Subi as escadas rapidamente, trancando a porta atrás de mim. Guilherme não fazia parte daquela outra vida e não fazia sentido, não tinha porquê eu participar a ele o que me ocorrera há tantos anos, ele não entenderia. A primeira coisa que tirei da caixa foi uma foto. Uma foto já amarelada pelo tempo, dobrada nas pontas, envelhecida e cansada como eu. A única foto da trupe.
Foi há mais de vinte anos. Eu tinha apenas treze e fugi de casa, com um namoradinho da época que me prometera uma vida bonita e livre. Fomos parar no interior paulista, onde nos encontramos com alguns de seus amigos, e seguimos com um grupo de teatro e circo que atuava nas ruas das cidades interioranas, passando a mensagem de liberdade e beleza verdadeiras. Era muito poético no início. Mas eu tinha mais medo que qualquer outra coisa à época, e um dia decidi voltar pra casa e encarar a tirania dos meus pais no conforto do meu quarto aquecido e das três refeições diárias e regulares. Passei anos evitando me lembrar daquele tempo pra não me sentir muito covarde, e tinha conseguido, até aquela caixa renascer das cinzas. Eu devia tê-la jogado fora, eu me dizia agora, tardiamente.

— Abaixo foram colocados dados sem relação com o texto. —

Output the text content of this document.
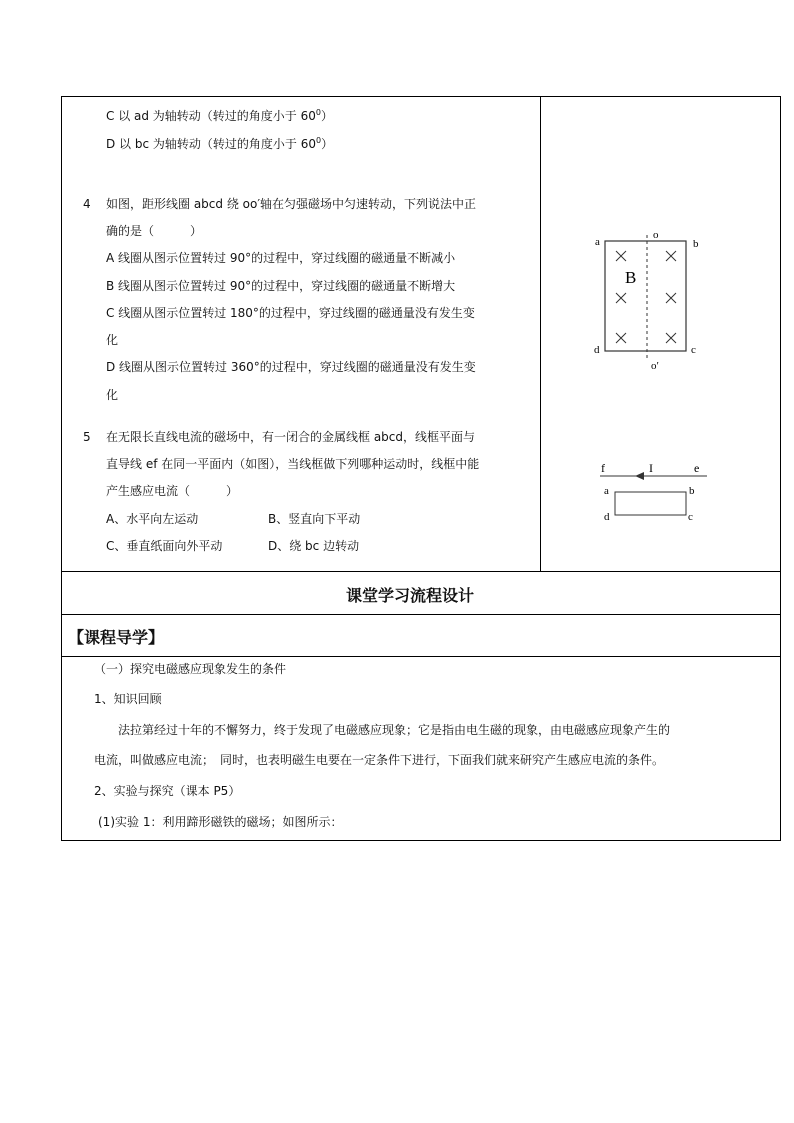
C 以 ad 为轴转动（转过的角度小于 $60^0$）
D 以 bc 为轴转动（转过的角度小于 $60^0$）
4 如图，距形线圈 abcd 绕 oo′轴在匀强磁场中匀速转动，下列说法中正
确的是（　　　）
A 线圈从图示位置转过 90°的过程中，穿过线圈的磁通量不断减小
B 线圈从图示位置转过 90°的过程中，穿过线圈的磁通量不断增大
C 线圈从图示位置转过 180°的过程中，穿过线圈的磁通量没有发生变
化
D 线圈从图示位置转过 360°的过程中，穿过线圈的磁通量没有发生变
化
5 在无限长直线电流的磁场中，有一闭合的金属线框 abcd，线框平面与
直导线 ef 在同一平面内（如图），当线框做下列哪种运动时，线框中能
产生感应电流（　　　）
A、水平向左运动	B、竖直向下平动
C、垂直纸面向外平动	D、绕 bc 边转动
a	b
c
d
o
o′
B
f	e
I
a	b
c
d
课堂学习流程设计
【课程导学】
（一）探究电磁感应现象发生的条件
1、知识回顾
法拉第经过十年的不懈努力，终于发现了电磁感应现象；它是指由电生磁的现象，由电磁感应现象产生的
电流，叫做感应电流；　同时，也表明磁生电要在一定条件下进行，下面我们就来研究产生感应电流的条件。
2、实验与探究（课本 P5）
(1)实验 1：利用蹄形磁铁的磁场；如图所示：
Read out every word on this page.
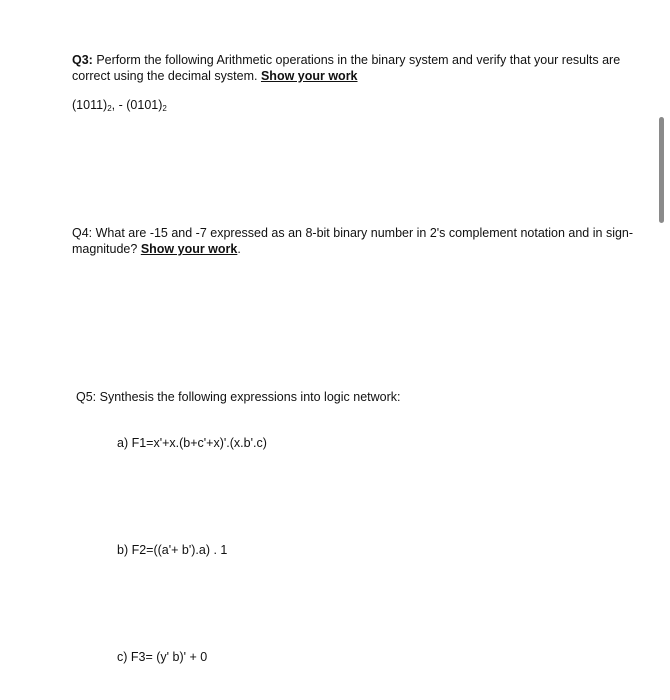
Q3: Perform the following Arithmetic operations in the binary system and verify that your results are correct using the decimal system. Show your work
$(1011)_2$, - $(0101)_2$
Q4: What are -15 and -7 expressed as an 8-bit binary number in 2's complement notation and in sign-magnitude? Show your work.
Q5: Synthesis the following expressions into logic network:
a) F1=x'+x.(b+c'+x)'.(x.b'.c)
b) F2=((a'+ b').a) . 1
c) F3= (y' b)' + 0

Reconheci Clarisse de imediato. Minha Clarisse, minha melhor amiga daqueles meses infernais. Passávamos a noite a falar de tudo que nos vinha, de todos os medos, de todas as vivências, de todas as perdas, das pequenas conquistas...ela já estava longe de casa há anos, já tinha se apaixonado, já tinha desapaixonado, feito um aborto, enfim. Ela tinha vida. Eu tinha apenas a imitação da vida que eu queria pra mim, apoiada num discurso frágil de liberdade que no fundo eu não queria. Clarisse foi meu porto seguro, acima de tudo, e bem mais que meu namoradinho. Ela me roubava sorrisos e enxugava lágrimas. E me encorajou a voltar e assumir a condição, quando disse a ela que não mais podia com aquilo.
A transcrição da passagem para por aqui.